High levels of moisture at the rights times have helped the corn crop this year, Otte said.

“It was a pretty wet May, which made it a challenge to get some things planted timely, but we had good soil moisture. June was a little bit dry but the corn had plenty of moisture and it wasn't bad. It was a little bit above normal, so the corn crop caught up. And then July — that critical time during pollination and grain filling — it just kept raining and it was just — (you) couldn't ask for anything better than that. So then, August — now it was a little bit — depending on where you were in the county — average, a little bit below average rainfall, but enough (moisture) to keep the crop going. But also a lot of warm, sunny days to to get the crop to finish filling in out and start moving toward maturity. It just really was a it was a picture perfect summer for the corn harvest — for the corn crop, I should say."

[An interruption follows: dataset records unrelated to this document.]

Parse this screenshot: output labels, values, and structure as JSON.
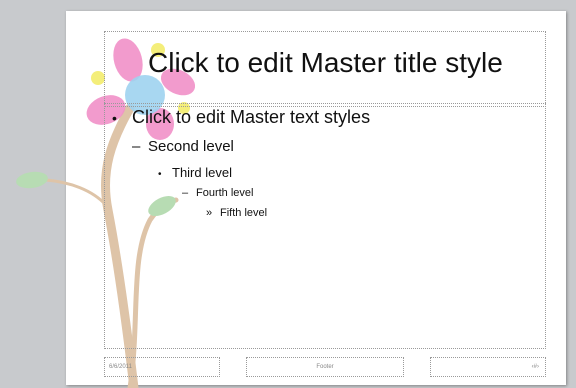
{
  "slide": {
    "title": "Click to edit Master title style",
    "levels": {
      "first": "Click to edit Master text styles",
      "second": "Second level",
      "third": "Third level",
      "fourth": "Fourth level",
      "fifth": "Fifth level"
    },
    "bullets": {
      "first": "•",
      "second": "–",
      "third": "•",
      "fourth": "–",
      "fifth": "»"
    },
    "footer": {
      "date": "6/6/2011",
      "text": "Footer",
      "number": "‹#›"
    }
  },
  "decoration": {
    "petal_color": "#f190c8",
    "center_color": "#9fd3ef",
    "dot_color": "#f4ee7a",
    "stem_color": "#dec4a8",
    "leaf_color": "#b7dcb3"
  }
}
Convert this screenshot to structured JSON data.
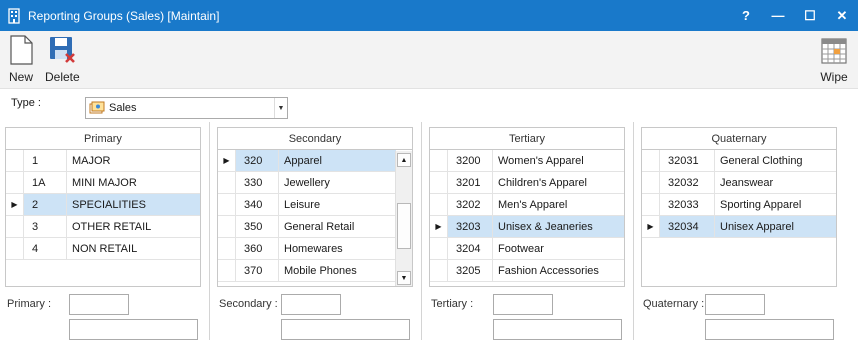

The soy bean crop, too, looks positive in Geary County, he said, especially if there’s further rain.

“It's a good crop right now,” he said. "One more rain will make it a really good crop.”

Upcoming cool temperatures are a concern for Otte.

Starting today and extending through the rest of the week, a cold front is moving in and could lower temperatures by roughly 70 degrees over what they were just yesterday. It’s going to feel more like October outside than mid-September and that’s not just a problem for people who aren’t ready to say goodbye to summer.

Otte said this could endanger grain sorghum, also known as milo, which is a hot weather crop. If temperatures sink below 60 degrees which they are expected to this week — those crops could simply cease growing until temperatures rise back into the mid-70s again. Grain sorghum isn’t Geary County’s top crop, but there are some producers who grow it locally and right now, Otte said, those crops are looking good. This may not be the case by the end of this week.

“The milo crop’s just going to sit there,” he said, during this upcoming cold. “We'll get some warm weather afterwards to get it kind of cranking back up, but it needs some more — the grain sorghum crop — definitely needs a little bit more heat to get it to where it needs to be."

On the subject of cold weather, Otte does not believe this is a sign of things to come. At this time, the National Weather Service’s Climate Prediction Center indicates warmer temperatures this winter and lower-than-average precipitation, he said.